Health officials emphasize if you're eligible to get a vaccine, you should, but it may take a while to get it.
"It's been a horrible year, and this year looks to be the same or even worse," said Dr. Carlos Del Rio, interim executive associate dean for Emory School of Medicine and Grady Health System.
Panelists emphasized both the Moderna and Pfizer vaccine are effective and not all that different.
"They're both soft drinks. One is Coca-Cola, one is Pepsi. They're almost identical," said Dr. Del Rio.
On a local level DeKalb County's Health Director, Dr. Sandra Ford said the health department is understaffed and the need for vaccine appointments is high. The department is administering about 1,000 vaccinations a day.

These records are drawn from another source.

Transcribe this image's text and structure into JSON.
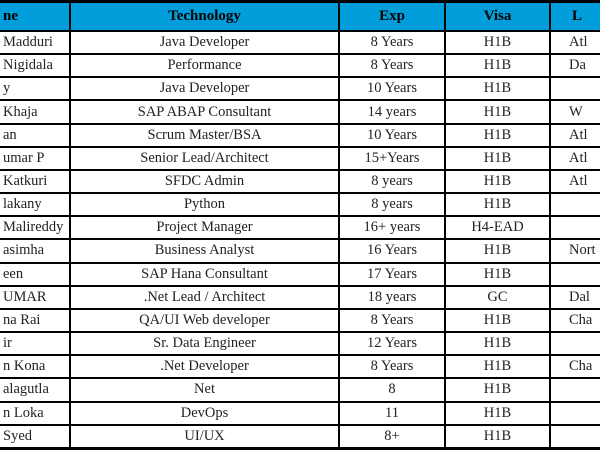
{
  "colors": {
    "header_bg": "#009EDA",
    "border": "#000000",
    "header_text": "#000000",
    "body_text": "#222222"
  },
  "table": {
    "columns": [
      {
        "key": "name",
        "label": "ne"
      },
      {
        "key": "technology",
        "label": "Technology"
      },
      {
        "key": "exp",
        "label": "Exp"
      },
      {
        "key": "visa",
        "label": "Visa"
      },
      {
        "key": "location",
        "label": "L"
      }
    ],
    "rows": [
      {
        "name": "Madduri",
        "technology": "Java Developer",
        "exp": "8 Years",
        "visa": "H1B",
        "location": "Atl"
      },
      {
        "name": "Nigidala",
        "technology": "Performance",
        "exp": "8 Years",
        "visa": "H1B",
        "location": "Da"
      },
      {
        "name": "y",
        "technology": "Java Developer",
        "exp": "10 Years",
        "visa": "H1B",
        "location": ""
      },
      {
        "name": "Khaja",
        "technology": "SAP ABAP Consultant",
        "exp": "14 years",
        "visa": "H1B",
        "location": "W"
      },
      {
        "name": "an",
        "technology": "Scrum Master/BSA",
        "exp": "10 Years",
        "visa": "H1B",
        "location": "Atl"
      },
      {
        "name": "umar P",
        "technology": "Senior Lead/Architect",
        "exp": "15+Years",
        "visa": "H1B",
        "location": "Atl"
      },
      {
        "name": "Katkuri",
        "technology": "SFDC Admin",
        "exp": "8 years",
        "visa": "H1B",
        "location": "Atl"
      },
      {
        "name": "lakany",
        "technology": "Python",
        "exp": "8 years",
        "visa": "H1B",
        "location": ""
      },
      {
        "name": "Malireddy",
        "technology": "Project Manager",
        "exp": "16+ years",
        "visa": "H4-EAD",
        "location": ""
      },
      {
        "name": "asimha",
        "technology": "Business Analyst",
        "exp": "16 Years",
        "visa": "H1B",
        "location": "Nort"
      },
      {
        "name": "een",
        "technology": "SAP Hana Consultant",
        "exp": "17 Years",
        "visa": "H1B",
        "location": ""
      },
      {
        "name": "UMAR",
        "technology": ".Net Lead / Architect",
        "exp": "18 years",
        "visa": "GC",
        "location": "Dal"
      },
      {
        "name": "na Rai",
        "technology": "QA/UI Web developer",
        "exp": "8 Years",
        "visa": "H1B",
        "location": "Cha"
      },
      {
        "name": "ir",
        "technology": "Sr. Data Engineer",
        "exp": "12 Years",
        "visa": "H1B",
        "location": ""
      },
      {
        "name": "n Kona",
        "technology": ".Net Developer",
        "exp": "8 Years",
        "visa": "H1B",
        "location": "Cha"
      },
      {
        "name": "alagutla",
        "technology": "Net",
        "exp": "8",
        "visa": "H1B",
        "location": ""
      },
      {
        "name": "n Loka",
        "technology": "DevOps",
        "exp": "11",
        "visa": "H1B",
        "location": ""
      },
      {
        "name": "Syed",
        "technology": "UI/UX",
        "exp": "8+",
        "visa": "H1B",
        "location": ""
      }
    ]
  }
}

They said what they're lacking is help from secondary providers.
"It is unreasonable to expect that the entire county would be immunized solely by the board of health in 72 hours," said Dr. Ford.
Panelists also talked about side effects after getting the vaccine.
"Major side effects of both vaccines is pain at the site of injection. You may also feel chills, headache, fever, a little tired, especially people that have had COVID-19, that's just your immune system waking up," said Dr. Del Rio.
Panelists also debunked claims about the COVID-19 vaccine-like claims that the vaccine changes your DNA
"This mRNA does not interfere or interact with your own cells in any way. It just makes your body start jump-starting what it needs to do," said Dr. Christa-Marie Singleton, Senior Medical Advisor at the Centers for Disease Control and Prevention
Health officials said even after vaccination, people still need to social distance, wash hands, and wear a mask.
The town hall was organized by DeKalb County Commissioner Lorraine Cochran-Johnson.